Imagine a person who starts with tingling and loss of strength in one leg. This person comes to the doctor and it also hurts the lower back. The situation seems clear; you must have a herniated disc. An MRI is then made and confirmed to have a hernia. Counted like this seems to be the cause, but we can be wrong. Could this not be this and that it is a multiple sclerosis, for example? The physical examination in the consultation has much to say.
Many times I respond in the comments of the web that the most important is the patient’s history and physical examination and that the tests are complementary aids. I want to use this example to understand why it is so. If we do not reconstruct the facts and guide the diagnosis, the evidence may confuse us. Lumbar pain is 80% of the population at some point, that is, it is very common. If we did an MRI of the lumbar spine to everyone, we would be surprised how many hernias we would see without any consequence. So the question would be: is the hernia we see in the resonance guilty of the symptoms?

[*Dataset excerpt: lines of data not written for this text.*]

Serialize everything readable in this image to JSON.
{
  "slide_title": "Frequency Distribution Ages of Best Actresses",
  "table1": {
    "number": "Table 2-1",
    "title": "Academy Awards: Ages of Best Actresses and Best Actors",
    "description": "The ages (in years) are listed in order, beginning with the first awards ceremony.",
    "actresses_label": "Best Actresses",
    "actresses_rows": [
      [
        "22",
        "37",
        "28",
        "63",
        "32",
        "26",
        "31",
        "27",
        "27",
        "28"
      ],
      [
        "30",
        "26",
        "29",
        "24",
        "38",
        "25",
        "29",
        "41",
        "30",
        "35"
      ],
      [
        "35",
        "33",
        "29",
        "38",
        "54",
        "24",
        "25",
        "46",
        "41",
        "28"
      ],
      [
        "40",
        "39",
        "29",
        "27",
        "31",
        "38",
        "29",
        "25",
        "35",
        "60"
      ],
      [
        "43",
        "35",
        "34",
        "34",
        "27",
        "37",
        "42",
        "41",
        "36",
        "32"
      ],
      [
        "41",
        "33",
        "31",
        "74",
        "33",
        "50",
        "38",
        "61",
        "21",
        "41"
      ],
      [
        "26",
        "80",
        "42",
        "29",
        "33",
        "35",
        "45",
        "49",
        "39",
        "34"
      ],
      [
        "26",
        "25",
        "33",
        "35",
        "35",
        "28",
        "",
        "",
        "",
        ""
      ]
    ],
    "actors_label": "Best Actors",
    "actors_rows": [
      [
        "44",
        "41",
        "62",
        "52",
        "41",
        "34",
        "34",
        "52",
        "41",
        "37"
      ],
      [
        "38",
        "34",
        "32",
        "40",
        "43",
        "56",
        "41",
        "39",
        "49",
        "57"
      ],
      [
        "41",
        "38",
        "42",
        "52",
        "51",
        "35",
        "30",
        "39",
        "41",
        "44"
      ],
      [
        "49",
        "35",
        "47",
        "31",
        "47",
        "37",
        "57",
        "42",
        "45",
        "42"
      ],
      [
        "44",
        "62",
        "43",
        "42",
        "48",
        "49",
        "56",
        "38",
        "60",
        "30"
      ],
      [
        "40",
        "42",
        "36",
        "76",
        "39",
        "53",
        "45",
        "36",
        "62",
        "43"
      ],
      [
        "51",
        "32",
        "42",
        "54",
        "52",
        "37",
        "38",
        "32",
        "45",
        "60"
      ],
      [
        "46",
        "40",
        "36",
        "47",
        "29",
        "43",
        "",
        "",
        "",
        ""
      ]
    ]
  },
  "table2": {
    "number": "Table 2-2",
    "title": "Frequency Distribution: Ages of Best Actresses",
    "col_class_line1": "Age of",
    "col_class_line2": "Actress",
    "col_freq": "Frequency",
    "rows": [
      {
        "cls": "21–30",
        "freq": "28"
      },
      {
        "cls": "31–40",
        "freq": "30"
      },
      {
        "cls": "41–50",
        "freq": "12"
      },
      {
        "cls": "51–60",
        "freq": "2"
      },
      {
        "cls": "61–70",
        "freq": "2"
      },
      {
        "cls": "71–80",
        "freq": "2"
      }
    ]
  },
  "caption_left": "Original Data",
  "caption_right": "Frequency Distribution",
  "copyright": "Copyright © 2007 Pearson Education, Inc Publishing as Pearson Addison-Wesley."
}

What should the doctor do? The first step is always to look at the background and ask the patient about the evolution of the facts. It is not the same to fall down the stairs and start with tingling in the leg than to get up one day with fever and discover that we have no strength in the foot. History already guides you to the possible origin of the problem. In this sense, there are examples we all want. If we do not reconstruct the facts we can lose key data for the diagnosis.
Then comes physical exploration. If the doctor has focused the problem well the exploration will often give definitive data. Going back to the initial case, everything has to square. If a person has a hernia L5-S1 that is touching the root S1 (seen in resonance) and the symptoms are that it loses force in the quadriceps, this does not fit. The root S1 does not innervate the quadriceps, the cause will be elsewhere. Without exploration, things will be overlooked and errors will appear. In this case the consequence might be unnecessary surgery, for example, in addition to not solving the problem.
Nowadays advances in technology are causing many professionals to rely too much on the tests and to leave aside the fundamental, which is the clinical examination that we are commenting. I remember on one occasion how a friend referred me to a family member concerned about the results of his spinal resonance. I brought the test and saw several crushed vertebrae with images that suggested tumor infiltration. Of course he was frightened by what he had read in the report. When performing the examination, only mechanical pain without deformities and normal mobility was observed. Clearly it did not make sense and inquiring, luckily, we saw that the resonance that had been given to him was not his. You can also give the opposite case.
In short, we should not be dazzled by the modern evidence that exists. What is most valuable in arriving at a diagnosis is an experienced professional who will properly explore the patient. The same is true for deciding whether a person should undergo surgery. As it is often said among doctors, “no resonances are operated, patients are operated”.